Synthesis and characterization of Dy3Â + doped lithium borate glass for thermoluminescence dosimetry

Lithium borate glass systems were synthesized to study their feasibility for measuring high radiation doses using thermoluminescence (TL) technique. Lithium borate glass with a composition (mol%) of 30Li2O-70B2O3 was prepared by conventional melt quenched technique. To see the effect of Dy3 + on thermoluminescence, photoluminescence and thermal properties of the glass, 0.5 wt% of Dy2O3 was added prior to the glass making. One more glass with exact lithium tetraboarte (Li2B4O7) composition doped with 0.5 wt% Dy2O3 was also prepared.

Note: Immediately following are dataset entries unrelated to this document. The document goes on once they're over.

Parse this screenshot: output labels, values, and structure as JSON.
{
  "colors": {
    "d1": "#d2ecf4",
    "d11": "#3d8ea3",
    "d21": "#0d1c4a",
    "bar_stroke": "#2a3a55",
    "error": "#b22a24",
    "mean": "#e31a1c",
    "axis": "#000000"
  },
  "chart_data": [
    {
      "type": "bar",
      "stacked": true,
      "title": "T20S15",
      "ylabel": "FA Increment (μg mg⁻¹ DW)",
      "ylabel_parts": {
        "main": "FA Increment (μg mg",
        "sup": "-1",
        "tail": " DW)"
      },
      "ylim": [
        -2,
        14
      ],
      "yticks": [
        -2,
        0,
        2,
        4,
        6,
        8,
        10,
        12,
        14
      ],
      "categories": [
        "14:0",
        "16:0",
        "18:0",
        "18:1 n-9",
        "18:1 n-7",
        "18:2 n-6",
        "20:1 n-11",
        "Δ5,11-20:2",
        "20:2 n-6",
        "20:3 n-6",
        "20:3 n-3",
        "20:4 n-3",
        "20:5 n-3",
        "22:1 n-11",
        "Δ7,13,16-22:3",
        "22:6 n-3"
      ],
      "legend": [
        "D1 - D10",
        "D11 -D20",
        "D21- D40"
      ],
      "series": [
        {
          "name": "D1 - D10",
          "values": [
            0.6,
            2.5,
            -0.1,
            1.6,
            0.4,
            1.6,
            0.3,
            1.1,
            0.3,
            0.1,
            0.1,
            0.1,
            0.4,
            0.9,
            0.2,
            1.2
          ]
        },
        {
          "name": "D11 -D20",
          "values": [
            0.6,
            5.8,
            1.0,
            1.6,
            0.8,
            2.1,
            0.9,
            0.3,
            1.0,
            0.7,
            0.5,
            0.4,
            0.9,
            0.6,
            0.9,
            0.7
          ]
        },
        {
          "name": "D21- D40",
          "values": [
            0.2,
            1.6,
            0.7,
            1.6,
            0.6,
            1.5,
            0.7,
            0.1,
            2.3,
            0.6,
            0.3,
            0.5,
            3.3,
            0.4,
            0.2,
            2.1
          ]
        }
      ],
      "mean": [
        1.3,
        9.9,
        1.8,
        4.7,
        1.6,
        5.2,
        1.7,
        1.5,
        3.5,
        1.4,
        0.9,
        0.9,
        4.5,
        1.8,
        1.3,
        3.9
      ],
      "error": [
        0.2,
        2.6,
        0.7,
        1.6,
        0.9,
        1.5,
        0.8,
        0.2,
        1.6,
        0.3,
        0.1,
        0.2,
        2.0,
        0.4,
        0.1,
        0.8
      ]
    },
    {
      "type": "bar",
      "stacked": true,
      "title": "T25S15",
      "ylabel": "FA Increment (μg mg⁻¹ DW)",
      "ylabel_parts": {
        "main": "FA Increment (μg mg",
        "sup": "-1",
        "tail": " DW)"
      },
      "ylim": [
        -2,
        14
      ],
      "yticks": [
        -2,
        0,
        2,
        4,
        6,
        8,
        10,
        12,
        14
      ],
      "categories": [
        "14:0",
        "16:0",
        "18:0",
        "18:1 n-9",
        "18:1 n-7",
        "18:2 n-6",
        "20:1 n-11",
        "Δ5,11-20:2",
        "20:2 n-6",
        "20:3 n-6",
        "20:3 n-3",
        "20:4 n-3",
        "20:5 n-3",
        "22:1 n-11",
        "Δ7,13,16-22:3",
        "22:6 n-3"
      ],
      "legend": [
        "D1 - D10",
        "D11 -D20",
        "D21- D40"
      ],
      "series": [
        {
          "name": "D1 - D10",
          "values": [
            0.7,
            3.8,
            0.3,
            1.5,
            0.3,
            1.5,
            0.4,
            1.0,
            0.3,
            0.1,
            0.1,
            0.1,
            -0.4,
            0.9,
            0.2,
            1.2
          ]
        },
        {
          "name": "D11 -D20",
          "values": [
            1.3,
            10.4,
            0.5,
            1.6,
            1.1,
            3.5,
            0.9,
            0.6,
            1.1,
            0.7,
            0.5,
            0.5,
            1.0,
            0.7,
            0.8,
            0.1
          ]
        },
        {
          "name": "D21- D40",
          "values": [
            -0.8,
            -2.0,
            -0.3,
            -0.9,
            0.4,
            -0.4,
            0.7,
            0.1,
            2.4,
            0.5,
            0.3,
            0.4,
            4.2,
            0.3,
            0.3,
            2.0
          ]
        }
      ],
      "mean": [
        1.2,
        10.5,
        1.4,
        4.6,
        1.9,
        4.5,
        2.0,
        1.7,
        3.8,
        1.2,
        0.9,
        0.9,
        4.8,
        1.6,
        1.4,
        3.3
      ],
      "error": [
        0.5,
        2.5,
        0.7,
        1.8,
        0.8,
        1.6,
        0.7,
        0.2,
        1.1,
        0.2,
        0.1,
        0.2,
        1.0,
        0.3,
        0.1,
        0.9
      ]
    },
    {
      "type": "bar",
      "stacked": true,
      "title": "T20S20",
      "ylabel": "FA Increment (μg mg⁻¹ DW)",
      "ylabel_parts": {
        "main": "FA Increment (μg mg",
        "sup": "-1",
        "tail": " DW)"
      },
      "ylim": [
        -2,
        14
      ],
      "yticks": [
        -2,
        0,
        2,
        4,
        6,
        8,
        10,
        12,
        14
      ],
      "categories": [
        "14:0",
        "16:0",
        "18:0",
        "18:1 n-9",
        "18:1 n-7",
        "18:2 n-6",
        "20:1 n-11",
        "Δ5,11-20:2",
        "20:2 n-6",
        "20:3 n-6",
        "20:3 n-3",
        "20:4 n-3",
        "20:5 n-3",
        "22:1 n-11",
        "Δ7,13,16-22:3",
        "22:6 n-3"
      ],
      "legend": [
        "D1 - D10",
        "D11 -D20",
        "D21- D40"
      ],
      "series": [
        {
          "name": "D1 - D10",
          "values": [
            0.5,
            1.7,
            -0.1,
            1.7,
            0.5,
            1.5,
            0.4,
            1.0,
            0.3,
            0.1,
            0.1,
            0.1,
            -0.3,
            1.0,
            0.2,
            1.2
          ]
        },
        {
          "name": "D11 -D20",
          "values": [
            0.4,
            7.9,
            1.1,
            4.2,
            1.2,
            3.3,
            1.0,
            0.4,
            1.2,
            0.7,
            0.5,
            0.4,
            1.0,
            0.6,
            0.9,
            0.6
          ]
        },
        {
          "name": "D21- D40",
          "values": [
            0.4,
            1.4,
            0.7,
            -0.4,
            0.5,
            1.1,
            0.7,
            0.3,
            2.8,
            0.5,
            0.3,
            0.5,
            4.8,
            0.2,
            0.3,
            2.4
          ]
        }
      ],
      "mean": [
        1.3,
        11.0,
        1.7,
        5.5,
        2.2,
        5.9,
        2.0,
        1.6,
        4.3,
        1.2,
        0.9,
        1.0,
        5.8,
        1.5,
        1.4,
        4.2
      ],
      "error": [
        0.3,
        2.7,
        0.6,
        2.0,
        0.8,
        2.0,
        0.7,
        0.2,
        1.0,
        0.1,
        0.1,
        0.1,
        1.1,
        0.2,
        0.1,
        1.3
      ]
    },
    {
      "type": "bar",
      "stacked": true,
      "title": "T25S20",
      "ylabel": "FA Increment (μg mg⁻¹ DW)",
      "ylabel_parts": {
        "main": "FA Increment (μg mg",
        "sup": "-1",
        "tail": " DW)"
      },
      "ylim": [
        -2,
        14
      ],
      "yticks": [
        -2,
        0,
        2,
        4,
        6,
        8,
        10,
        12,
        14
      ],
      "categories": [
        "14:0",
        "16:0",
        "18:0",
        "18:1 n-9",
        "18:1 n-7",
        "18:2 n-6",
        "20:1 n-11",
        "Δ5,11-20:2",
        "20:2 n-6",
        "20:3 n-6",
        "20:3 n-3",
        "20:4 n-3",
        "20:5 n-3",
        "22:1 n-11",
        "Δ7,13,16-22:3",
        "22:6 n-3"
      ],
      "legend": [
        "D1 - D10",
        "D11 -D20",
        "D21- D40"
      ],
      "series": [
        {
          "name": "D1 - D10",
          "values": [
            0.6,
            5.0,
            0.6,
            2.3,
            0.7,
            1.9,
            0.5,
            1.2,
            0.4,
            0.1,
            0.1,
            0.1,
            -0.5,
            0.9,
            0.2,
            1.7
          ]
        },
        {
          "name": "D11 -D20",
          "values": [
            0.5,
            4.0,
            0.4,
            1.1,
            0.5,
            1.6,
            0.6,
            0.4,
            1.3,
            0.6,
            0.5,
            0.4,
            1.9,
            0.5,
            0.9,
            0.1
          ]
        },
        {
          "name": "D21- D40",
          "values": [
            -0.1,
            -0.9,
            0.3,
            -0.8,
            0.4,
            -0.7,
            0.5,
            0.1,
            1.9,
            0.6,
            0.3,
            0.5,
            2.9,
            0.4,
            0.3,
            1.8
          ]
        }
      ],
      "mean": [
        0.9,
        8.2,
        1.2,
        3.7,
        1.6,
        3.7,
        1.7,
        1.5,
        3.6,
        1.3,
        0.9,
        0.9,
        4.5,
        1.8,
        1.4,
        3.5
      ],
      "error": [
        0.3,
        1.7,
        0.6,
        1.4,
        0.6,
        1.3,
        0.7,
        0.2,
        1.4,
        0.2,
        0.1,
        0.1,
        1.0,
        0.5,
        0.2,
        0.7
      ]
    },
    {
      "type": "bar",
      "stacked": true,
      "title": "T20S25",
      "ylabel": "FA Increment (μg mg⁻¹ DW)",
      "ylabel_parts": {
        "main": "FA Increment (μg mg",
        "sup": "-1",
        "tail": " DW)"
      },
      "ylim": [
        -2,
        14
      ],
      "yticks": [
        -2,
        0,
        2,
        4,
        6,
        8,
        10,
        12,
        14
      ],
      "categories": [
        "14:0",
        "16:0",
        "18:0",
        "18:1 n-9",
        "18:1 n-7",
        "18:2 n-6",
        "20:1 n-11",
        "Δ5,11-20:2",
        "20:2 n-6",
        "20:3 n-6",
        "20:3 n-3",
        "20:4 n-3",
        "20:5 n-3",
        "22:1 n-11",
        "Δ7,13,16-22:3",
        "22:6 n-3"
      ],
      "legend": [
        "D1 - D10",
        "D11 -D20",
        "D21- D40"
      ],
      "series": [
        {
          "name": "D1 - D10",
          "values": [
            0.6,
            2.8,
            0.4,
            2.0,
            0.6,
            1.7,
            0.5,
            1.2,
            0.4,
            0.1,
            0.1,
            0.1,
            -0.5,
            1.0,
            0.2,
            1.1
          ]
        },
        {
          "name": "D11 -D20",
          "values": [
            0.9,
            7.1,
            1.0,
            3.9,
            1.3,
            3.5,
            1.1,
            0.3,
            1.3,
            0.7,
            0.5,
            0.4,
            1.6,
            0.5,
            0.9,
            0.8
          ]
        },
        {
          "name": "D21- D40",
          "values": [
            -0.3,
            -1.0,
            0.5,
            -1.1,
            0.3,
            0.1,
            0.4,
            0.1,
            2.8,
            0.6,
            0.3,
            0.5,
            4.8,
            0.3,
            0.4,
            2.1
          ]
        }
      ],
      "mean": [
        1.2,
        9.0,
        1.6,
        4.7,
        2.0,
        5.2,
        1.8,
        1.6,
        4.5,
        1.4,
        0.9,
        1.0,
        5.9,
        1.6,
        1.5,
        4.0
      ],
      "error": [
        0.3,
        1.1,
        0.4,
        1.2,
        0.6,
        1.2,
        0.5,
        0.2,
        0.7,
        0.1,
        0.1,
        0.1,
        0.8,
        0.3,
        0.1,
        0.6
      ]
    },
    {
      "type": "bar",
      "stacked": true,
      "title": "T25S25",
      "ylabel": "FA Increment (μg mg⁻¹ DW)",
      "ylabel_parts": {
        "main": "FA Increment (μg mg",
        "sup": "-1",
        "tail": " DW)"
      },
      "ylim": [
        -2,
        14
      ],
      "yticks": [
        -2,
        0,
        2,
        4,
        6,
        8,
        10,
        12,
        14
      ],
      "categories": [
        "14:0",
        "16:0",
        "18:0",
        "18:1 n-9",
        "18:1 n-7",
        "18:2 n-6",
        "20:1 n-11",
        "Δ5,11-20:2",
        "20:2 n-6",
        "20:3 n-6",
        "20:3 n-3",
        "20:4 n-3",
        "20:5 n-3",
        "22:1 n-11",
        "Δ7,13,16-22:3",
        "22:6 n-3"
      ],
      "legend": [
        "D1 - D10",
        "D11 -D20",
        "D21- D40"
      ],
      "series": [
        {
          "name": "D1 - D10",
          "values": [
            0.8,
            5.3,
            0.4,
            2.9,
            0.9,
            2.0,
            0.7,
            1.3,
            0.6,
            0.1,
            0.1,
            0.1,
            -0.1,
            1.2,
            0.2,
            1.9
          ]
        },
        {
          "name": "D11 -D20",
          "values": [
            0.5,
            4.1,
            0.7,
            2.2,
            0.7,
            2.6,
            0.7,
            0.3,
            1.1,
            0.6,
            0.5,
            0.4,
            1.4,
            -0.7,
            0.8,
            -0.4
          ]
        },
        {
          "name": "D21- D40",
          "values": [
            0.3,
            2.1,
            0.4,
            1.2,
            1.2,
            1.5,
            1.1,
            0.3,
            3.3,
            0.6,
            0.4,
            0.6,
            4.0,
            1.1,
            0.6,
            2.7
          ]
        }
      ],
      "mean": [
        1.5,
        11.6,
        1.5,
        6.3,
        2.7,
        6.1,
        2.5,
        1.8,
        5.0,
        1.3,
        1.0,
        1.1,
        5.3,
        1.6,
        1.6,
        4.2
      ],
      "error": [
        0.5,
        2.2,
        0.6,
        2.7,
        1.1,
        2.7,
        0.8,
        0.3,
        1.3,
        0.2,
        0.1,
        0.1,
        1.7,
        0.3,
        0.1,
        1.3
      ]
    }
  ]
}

Thermo-physical properties like density, and glass transition did not show significant changes with addition of Dy2O3. However, optical properties like band gap, UV visible absorption and photoluminescence showed substantial changes. The optical band gap decrease from 3.05 to 2.78 eV with addition of Dy2O3. Photoluminescence (PL) analysis showed a broad emission at around 475 nm in all the glasses and very sharp intense emission at 570 nm for Dy2O3 doped glasses. After gamma irradiation in the dose range of 0.5-5 kGy the samples exhibited TL peak at around 136 and 152 °C for Dy2O3 doped lithium borate and tetraborate samples, respectively. A linear dose response in TL intensity was also observed which was useful for quantitative estimation of absorbed dose.